3. Use irony, not polemics. One of Dower’s subjects is the Americans’ imposition by fiat of a democratic constitution. But he avoids the easy criticism, which lesser authors would level ad nauseam, that the imposition made Japan’s democracy illegitimate. Likewise, when he describes how the Americans censored Japanese newspapers for criticizing Soviet communism–because they didn’t want to undermine the victors’ moral authority–it’s with amusement, not indignation.

4. Be a revisionist without saying so. Dower upends conventional wisdom about postwar Japanese history. But he doesn’t waste words rehashing the findings of previous historians or trumpeting his critique. He works his revisionism seamlessly into his analysis. In showing how Japanese feminists demanded suffrage before the Americans granted it, he does so with such modesty that most readers won’t realize he’s debunking the commonplace that the United States brought the idea of sexual equality to Japan.

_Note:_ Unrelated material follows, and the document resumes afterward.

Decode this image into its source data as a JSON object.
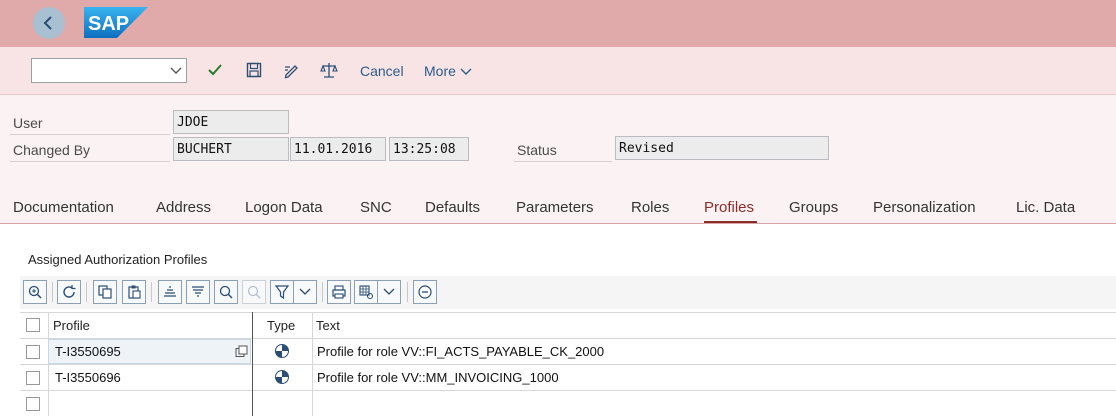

5. Be funny, but don’t crack jokes. Dower has wit to spare, but he spares his readers the wince-worthy one-liners that debase, say, so many New York Times op-ed columns. Dower’s barbs sting because they’re selective. In characterizing MacArthur’s sweeping power, Dower notes that unlike the Allied occupation presence in Europe, the Japan force “was American with but token exceptions (such as the stationing of British and Australian forces in nuclear-bombed Hiroshima).” No go-for-the-jugular jokes necessary.

There’s a lot else that Dower does well, and a few things he doesn’t do so well (the book can be tough-going at times). But the above qualities are sufficiently rare among the history books I’ve read of late to convince me that Dower deserves his new shelf full of hardware.